According to the lawsuit, CRT tequila regulations state that a product with the label “100% agave [azul]” or “100% de agave” may not be enhanced during the fermentation process with sugars from anything other than the blue variety of the tequilana weber plant grown in the Mexican states of Jalisco, Tamaulipas, Nayarit, Michoacán or Guanajuato.
“In short, no sugars other than those obtained from the tequilana weber blue variety should be found in a tequila labeled as 100% agave,” the class action lawsuit summarizes.
The filing claims that, despite these stringent definitions, the purportedly 100-percent Blue Weber agave Kirkland Signature tequila varieties are diluted with cane sugar-derived alcohol, a practice the suit says became common during a period of especially high agave prices and has remained a way for manufacturers to cut costs even after agave prices dropped from their peak.
The lawsuit reports that the lead plaintiff commissioned nuclear magnetic resonance testing, a widely used and supported food chemistry test that analyzes the carbon composition of ethanol, on the Kirkland Signature tequila products.

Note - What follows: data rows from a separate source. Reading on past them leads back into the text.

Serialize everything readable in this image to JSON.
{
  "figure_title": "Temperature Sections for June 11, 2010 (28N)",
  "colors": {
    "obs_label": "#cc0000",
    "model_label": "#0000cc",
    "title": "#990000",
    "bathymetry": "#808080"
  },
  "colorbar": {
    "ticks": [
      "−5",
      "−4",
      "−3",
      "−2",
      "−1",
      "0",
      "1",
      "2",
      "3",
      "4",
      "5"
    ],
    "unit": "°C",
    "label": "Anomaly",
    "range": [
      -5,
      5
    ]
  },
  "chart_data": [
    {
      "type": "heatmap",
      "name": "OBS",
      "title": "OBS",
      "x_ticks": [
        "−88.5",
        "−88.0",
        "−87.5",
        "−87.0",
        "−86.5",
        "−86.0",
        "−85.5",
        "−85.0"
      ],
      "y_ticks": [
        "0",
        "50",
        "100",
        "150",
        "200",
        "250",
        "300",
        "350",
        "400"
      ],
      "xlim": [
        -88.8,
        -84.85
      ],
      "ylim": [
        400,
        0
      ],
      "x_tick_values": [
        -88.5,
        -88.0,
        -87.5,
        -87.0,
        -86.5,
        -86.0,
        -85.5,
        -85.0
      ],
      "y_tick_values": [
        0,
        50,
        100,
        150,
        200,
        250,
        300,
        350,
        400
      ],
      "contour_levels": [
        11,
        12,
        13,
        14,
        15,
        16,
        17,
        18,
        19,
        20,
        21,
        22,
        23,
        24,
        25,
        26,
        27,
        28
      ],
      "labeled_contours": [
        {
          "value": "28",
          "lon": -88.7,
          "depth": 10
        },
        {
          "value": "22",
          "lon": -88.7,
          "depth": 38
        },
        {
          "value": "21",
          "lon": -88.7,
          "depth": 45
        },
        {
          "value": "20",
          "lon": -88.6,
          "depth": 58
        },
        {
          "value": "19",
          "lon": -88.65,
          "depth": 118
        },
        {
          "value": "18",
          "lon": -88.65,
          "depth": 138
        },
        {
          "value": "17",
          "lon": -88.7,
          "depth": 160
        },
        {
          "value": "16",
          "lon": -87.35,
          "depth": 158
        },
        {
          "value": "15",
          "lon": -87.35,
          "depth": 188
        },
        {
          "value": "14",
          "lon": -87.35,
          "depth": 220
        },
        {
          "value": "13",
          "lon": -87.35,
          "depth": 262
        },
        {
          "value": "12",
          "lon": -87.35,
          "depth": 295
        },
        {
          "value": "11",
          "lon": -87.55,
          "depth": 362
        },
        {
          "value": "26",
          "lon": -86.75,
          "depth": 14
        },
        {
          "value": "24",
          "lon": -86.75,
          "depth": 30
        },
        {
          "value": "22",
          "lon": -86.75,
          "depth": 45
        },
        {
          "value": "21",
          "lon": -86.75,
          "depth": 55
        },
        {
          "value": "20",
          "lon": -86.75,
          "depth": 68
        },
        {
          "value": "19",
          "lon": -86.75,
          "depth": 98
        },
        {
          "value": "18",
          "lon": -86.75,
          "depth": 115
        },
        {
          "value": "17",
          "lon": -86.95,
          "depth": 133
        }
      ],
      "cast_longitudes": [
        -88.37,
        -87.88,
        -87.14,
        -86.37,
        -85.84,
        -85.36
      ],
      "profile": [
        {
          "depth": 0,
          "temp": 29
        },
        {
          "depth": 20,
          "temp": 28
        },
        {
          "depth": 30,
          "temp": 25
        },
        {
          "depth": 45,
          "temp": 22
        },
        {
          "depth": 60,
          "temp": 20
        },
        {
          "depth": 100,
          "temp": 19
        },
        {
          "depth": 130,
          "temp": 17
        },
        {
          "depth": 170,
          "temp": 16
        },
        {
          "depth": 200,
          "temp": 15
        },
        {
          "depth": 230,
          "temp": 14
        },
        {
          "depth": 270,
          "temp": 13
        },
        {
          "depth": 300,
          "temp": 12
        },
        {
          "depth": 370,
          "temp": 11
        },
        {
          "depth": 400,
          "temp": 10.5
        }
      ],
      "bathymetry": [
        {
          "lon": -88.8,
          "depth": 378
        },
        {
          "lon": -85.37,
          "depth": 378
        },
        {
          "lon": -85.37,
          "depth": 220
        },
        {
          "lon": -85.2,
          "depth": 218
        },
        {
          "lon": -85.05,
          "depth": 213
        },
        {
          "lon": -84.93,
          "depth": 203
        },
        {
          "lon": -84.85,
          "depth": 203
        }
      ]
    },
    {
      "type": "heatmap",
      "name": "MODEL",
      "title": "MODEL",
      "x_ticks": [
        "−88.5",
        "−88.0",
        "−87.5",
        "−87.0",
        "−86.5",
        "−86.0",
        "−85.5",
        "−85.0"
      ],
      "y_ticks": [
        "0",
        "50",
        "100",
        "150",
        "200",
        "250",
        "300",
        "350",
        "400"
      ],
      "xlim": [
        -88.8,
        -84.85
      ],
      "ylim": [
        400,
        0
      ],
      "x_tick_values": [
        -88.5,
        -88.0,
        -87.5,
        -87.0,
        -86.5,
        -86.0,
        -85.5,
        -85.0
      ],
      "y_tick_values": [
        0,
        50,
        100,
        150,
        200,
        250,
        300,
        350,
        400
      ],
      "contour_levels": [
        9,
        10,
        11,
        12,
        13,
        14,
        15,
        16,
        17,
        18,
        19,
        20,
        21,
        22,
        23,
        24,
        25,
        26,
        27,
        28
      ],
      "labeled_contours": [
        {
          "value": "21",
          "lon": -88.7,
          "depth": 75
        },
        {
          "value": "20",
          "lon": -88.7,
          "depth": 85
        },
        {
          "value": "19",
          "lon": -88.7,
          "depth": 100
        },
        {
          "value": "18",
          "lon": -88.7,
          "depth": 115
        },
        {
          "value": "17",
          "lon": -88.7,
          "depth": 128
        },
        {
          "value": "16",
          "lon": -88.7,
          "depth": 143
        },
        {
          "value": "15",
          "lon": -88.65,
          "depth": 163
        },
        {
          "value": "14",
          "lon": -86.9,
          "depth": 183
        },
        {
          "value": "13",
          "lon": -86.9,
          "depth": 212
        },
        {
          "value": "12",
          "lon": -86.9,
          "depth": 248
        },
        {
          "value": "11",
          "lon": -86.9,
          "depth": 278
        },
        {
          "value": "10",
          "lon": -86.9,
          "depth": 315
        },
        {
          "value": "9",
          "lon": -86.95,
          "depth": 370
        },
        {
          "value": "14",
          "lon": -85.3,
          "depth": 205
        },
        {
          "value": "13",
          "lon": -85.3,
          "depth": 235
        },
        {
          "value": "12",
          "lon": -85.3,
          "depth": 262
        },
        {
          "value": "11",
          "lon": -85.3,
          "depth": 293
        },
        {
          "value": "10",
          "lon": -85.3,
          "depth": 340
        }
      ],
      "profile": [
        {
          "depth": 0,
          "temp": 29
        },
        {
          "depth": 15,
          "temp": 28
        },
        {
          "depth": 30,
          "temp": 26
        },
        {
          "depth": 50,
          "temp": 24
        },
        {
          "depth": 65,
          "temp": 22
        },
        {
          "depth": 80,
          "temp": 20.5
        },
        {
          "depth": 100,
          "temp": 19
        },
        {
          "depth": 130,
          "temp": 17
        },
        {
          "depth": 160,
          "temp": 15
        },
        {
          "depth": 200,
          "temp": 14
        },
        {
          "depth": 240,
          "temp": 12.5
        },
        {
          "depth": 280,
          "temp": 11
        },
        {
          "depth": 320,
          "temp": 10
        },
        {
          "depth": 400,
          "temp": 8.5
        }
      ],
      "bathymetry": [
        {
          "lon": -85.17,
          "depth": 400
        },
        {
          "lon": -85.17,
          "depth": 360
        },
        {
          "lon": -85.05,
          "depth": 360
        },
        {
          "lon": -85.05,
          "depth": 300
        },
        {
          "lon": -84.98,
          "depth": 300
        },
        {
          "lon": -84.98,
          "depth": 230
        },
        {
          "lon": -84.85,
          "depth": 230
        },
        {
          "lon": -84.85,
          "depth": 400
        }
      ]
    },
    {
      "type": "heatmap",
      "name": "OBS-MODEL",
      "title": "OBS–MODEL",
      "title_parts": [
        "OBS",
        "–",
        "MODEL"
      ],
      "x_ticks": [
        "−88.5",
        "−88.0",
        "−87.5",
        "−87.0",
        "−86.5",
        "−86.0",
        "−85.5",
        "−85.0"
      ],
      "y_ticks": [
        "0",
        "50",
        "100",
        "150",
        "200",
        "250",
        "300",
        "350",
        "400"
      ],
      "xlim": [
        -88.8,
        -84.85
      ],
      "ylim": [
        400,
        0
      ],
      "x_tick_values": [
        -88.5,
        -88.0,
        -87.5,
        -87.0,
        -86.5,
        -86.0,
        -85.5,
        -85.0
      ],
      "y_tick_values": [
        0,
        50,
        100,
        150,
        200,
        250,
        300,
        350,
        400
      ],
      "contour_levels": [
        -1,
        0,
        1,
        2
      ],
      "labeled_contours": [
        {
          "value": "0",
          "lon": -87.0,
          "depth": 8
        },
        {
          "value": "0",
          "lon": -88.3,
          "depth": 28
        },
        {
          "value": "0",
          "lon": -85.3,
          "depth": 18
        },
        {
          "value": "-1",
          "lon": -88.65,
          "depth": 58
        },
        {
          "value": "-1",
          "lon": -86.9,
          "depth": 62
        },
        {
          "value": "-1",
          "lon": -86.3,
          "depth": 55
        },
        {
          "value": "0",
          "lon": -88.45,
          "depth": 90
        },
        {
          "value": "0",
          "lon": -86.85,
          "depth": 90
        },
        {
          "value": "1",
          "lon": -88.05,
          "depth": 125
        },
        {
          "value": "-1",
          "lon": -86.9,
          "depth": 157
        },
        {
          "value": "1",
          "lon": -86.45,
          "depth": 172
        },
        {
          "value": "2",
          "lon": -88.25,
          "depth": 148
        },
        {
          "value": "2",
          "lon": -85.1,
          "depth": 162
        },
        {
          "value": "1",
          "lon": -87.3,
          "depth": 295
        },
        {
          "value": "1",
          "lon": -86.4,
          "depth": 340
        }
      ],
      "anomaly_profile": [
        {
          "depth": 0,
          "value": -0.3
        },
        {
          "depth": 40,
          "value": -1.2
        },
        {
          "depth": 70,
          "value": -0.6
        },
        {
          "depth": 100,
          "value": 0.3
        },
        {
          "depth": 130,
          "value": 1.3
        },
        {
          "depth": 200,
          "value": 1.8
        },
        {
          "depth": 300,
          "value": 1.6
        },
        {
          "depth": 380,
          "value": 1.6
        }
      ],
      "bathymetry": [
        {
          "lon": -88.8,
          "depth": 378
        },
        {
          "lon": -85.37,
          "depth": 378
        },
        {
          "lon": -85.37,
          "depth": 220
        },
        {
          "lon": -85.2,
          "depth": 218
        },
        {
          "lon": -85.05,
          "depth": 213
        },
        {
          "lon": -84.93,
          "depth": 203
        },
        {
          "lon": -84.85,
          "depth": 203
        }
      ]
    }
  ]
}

The tests, the suit relays, found that the percentage of blue agave-specific carbon isotopes in the Kirkland tequilas not only fell short of the amounts found in other samples of 100% blue agave tequila, but also were below the required range for “mixito” tequilas, i.e., tequilas made with a minimum of 51 percent blue agave.
The complaint contends that the plaintiff and other consumers paid a premium price for the Kirkland Signature tequila varieties at issue because of their reliance on the defendant’s representations that the products were made from 100 percent Blue Weber agave.
The Costco class action lawsuit seeks to represent anyone in the United States who, during the applicable statute of limitations period, bought any bottle of Kirkland Signature Tequila Blanco, Reposado, Añejo, Añejo Cristalino or Extra Añejo that was advertised as made of “100% de Agave” and “100% Agave Azul” from Jalisco, Mexico.